賞状とおたくクン

小学生四年生くらいの頃、保護者との交流イベントでスポーツか何かをやった後優勝チームに賞状を作って渡す係を任されたことがある。(小学生のときこういう役回りしてるやつはだいたいおたくクンになるんじゃないかしらというありがちでネトネトした偏見があるんだけど実際どうなんだろうな)

もう記憶が完全に薄れてて何をやったのかも賞状にどんなことを書いたのかも覚えてないが、ただ一つ記憶に残ってるのが賞状に冠された賞の名を「〜で賞」にしようと思い、同じ役割を任された数人と一緒に〜の中身を何にするか考えていたらそのうちの1人のKくんという少年が猛烈に反対したことだ。

このKくんというやつがわりと曲者で、高学年にもなって些細なことで大声を出して泣くわ好き嫌いはものすごいわ、そのくせへんな暴力性はあるわでおそらく先生も手を焼いていたのだろうと思う。

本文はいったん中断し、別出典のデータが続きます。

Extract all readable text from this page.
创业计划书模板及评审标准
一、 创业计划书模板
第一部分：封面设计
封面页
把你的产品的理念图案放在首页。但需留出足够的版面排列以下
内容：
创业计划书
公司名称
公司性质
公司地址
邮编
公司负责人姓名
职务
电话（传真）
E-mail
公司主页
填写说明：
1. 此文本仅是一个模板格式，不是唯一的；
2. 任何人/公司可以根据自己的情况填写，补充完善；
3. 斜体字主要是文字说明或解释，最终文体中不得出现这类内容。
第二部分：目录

そしてやっかいなことに僕は彼と低学年の頃に変に仲が良かったこともあり、半ば世話役のようなことをしていたしそれが別に嫌でもなかった。(小学生のときこういう役回りしてるやつはだいたい性格がひん曲がるんじゃないかしらという嫌な偏見もあるんだけど実際どうなんだろうな)

Kくんは先の賞状の内容を考える段までは協力的だったものの、「〜で賞」が登場するや否や徐々に号泣への対数曲線を駆け上り、気づけば手がつけられなくなっていた。何が気に入らないのか聞いてもとにかく嫌だとしか言わなかった。

しかし彼1人のためにみんなで考えた賞の題目を変えようとはならなかったし、なにより賞状授与の刻は迫っていた。小学四年生はそこまで大人でもないし、時間が逼迫する感覚を前に平生でいられるほど心も強くない。

そして喚くKくんを尻目に急いで優勝チームに賞状を渡そうと立ち上がって歩こうとした時に

事は起こる。今日僕が筆(スマートフォンで書いてるからこの場合親指か?)を執ったのはこの光景をふと思い出したためである。

Kくんはこちらに向けて駆け、親指に塗った唾液で以って「で」を擦って消したのだ。

もう何もわからなかった。なぜさっきまで両腕両足で地を叩きつけていたその直後にそんなに早く動けたのか。なぜそこまでして「で」を嫌うのか。なぜ唾でもって消せると思ったのか。これらの原初的な疑問は、K君の圧倒的な情動と行動の前にはただの雑念でしかなかった。

ここまで彼を動かしたのは何だったのだろう。

彼の中の自意識が「で」をダッセ〜物として断じ、それを自分が属する賞状作成チームの作品として供されるのがたまらなく嫌だとしてもかような動物的な行動をするに至るだろうか。

このことをふと思い出し、生理的嫌悪と自意識は意外と心の変なところで繋がりうるのかもしれないなと思う。自意識が強いたちの人間は特に。

結局、「穢れ」の概念をもってすればその勲章としての聖性が個人の唾液とそれにより薄く広げられた黒鉛、唾液を潤滑剤とした指との摩擦によって生成されたボール紙のカスの3つにより地に落ちた賞状は、嫌がる顔を懸命に隠そうとする優勝チームの保護者により受け取られた。

K君はとくに満足そうにするでもなく、泣きながらこれでいい、と言っていた。

余談だが数年後浪人をしていた予備校でK君と思わぬ再開を果たすことになる。小学校の時賞状を作り世話焼きをやっていた僕は隠れおたくクンだったし、小学校の時すでに強すぎる自意識を持っていた彼もやっぱりおたくクンになっていた。